Building the business case for adaptation and resilience roundtable
In a discussion led by Development Minister Anneliese Dodds, participants recognised the significant financing gap in climate adaptation – especially compared with mitigation funding – and the need to close this gap and ensure climate risks are priced into investment decisions.
Participants agreed that the business case for climate-resilient finance must be made and that partnerships across the public and private sectors are critical to achieving this.
Plastic pollution treaty roundtable
In a discussion opened by Environment Secretary Steve Reed, senior leaders from leading businesses, retailers, and financial institutions discussed the importance of agreeing to an ambitious, legally binding plastic pollution treaty at UN negotiations in Busan later in November.

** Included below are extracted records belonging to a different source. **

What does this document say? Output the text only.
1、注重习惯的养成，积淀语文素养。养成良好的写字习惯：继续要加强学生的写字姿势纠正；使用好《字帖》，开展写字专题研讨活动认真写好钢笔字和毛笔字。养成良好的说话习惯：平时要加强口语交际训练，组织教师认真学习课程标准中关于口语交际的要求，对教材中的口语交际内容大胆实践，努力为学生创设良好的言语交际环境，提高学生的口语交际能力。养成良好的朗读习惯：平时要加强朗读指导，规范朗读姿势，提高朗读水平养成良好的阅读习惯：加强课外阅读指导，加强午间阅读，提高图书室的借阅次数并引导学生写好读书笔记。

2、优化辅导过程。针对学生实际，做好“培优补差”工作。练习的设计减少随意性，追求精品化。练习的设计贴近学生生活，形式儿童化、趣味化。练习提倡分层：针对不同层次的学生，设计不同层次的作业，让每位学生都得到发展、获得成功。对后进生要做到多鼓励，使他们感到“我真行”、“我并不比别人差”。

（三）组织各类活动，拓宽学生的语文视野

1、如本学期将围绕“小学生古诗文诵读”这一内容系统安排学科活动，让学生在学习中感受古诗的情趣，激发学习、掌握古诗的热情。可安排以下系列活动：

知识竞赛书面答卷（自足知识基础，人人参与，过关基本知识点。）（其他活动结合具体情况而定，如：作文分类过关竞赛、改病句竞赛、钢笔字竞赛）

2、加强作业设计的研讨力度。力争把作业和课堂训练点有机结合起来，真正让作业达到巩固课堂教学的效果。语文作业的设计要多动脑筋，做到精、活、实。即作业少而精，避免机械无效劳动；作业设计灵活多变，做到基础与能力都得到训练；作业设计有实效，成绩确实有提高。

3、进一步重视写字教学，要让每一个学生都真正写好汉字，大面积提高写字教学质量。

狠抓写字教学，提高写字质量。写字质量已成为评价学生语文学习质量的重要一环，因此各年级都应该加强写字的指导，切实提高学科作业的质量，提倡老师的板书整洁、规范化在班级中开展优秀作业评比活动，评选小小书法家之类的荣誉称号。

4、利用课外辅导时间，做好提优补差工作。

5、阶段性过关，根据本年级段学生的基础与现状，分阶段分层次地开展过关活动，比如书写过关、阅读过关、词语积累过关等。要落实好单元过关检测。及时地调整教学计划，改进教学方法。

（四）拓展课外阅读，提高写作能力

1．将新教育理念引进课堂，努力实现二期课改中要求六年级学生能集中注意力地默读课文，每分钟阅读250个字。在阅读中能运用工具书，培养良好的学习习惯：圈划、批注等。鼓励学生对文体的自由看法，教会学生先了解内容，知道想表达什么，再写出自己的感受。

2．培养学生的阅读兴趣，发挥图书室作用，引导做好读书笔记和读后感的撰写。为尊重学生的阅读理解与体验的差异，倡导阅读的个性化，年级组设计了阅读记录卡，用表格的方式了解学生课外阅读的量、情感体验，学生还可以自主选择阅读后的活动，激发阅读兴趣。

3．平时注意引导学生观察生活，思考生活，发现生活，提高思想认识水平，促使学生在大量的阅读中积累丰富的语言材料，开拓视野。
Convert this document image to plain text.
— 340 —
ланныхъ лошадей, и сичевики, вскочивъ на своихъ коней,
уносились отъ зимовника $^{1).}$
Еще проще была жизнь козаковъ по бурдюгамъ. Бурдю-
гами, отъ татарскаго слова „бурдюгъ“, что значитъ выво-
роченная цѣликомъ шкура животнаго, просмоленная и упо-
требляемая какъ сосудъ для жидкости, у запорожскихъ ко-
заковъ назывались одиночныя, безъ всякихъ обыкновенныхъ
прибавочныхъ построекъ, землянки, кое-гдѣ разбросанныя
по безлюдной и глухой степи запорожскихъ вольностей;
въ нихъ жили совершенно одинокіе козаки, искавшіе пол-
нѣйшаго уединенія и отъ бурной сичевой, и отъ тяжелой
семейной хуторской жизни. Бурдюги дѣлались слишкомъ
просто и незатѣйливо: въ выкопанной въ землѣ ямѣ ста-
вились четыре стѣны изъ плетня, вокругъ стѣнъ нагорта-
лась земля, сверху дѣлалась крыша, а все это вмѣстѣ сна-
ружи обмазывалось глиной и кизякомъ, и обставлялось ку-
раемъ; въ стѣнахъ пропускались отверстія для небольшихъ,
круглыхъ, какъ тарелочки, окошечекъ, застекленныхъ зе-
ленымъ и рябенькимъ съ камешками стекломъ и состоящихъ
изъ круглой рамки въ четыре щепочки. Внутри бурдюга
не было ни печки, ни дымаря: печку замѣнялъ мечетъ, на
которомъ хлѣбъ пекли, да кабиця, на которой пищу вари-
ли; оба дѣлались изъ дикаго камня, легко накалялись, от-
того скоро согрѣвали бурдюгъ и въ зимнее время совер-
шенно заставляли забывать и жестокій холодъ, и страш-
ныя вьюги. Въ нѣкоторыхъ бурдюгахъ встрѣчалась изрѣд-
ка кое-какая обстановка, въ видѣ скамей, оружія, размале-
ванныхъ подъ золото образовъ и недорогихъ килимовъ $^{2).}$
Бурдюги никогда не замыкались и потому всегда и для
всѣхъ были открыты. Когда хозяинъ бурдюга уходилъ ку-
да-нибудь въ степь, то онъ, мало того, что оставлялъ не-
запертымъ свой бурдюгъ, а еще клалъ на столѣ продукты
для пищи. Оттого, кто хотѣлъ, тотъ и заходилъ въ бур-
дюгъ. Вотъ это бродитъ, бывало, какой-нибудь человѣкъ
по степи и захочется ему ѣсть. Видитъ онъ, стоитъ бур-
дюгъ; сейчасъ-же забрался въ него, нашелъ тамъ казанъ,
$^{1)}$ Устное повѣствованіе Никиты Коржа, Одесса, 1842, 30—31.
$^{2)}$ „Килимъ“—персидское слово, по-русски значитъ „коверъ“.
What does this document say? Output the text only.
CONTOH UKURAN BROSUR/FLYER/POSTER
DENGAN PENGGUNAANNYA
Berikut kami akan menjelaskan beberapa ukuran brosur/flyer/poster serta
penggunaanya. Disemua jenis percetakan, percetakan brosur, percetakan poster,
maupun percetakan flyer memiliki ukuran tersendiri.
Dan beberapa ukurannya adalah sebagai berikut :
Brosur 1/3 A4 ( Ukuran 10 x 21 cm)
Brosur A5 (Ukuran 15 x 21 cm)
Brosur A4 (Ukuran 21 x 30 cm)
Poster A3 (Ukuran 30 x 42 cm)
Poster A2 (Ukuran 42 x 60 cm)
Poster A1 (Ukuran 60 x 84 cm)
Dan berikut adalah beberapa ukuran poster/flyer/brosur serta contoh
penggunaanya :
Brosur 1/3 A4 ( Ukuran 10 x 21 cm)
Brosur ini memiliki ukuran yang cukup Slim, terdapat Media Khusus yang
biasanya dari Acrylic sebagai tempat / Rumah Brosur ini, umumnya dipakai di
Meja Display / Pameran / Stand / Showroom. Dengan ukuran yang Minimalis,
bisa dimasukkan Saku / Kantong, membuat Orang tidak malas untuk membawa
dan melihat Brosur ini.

The time to take global climate action is now
Energy Secretary Ed Miliband said: “Britain is back in the business of climate leadership because the only way to protect current generations in the UK is by making Britain a clean energy superpower, and the only way to protect our children and future generations is by leading global climate action.
“At COP29 next week, we will work with other countries to step up our ambition on tackling the climate crisis because the time for decisive action is now.”
Development Minister Anneliese Dodds added: “We urgently need to do more to improve resilience to the impacts of climate change.
“We need to build a global economy and infrastructure that can withstand the increasingly damaging impacts of the climate crisis. This will require attention across the global financial system to unlock private finance to reach the $387bn needed.”
Following the roundtables, guests attended a reception hosted by the King at Buckingham Palace to discuss the outcome of their discussions, co-hosted with the Sustainable Markets Initiative. The Foreign Secretary was also in attendance.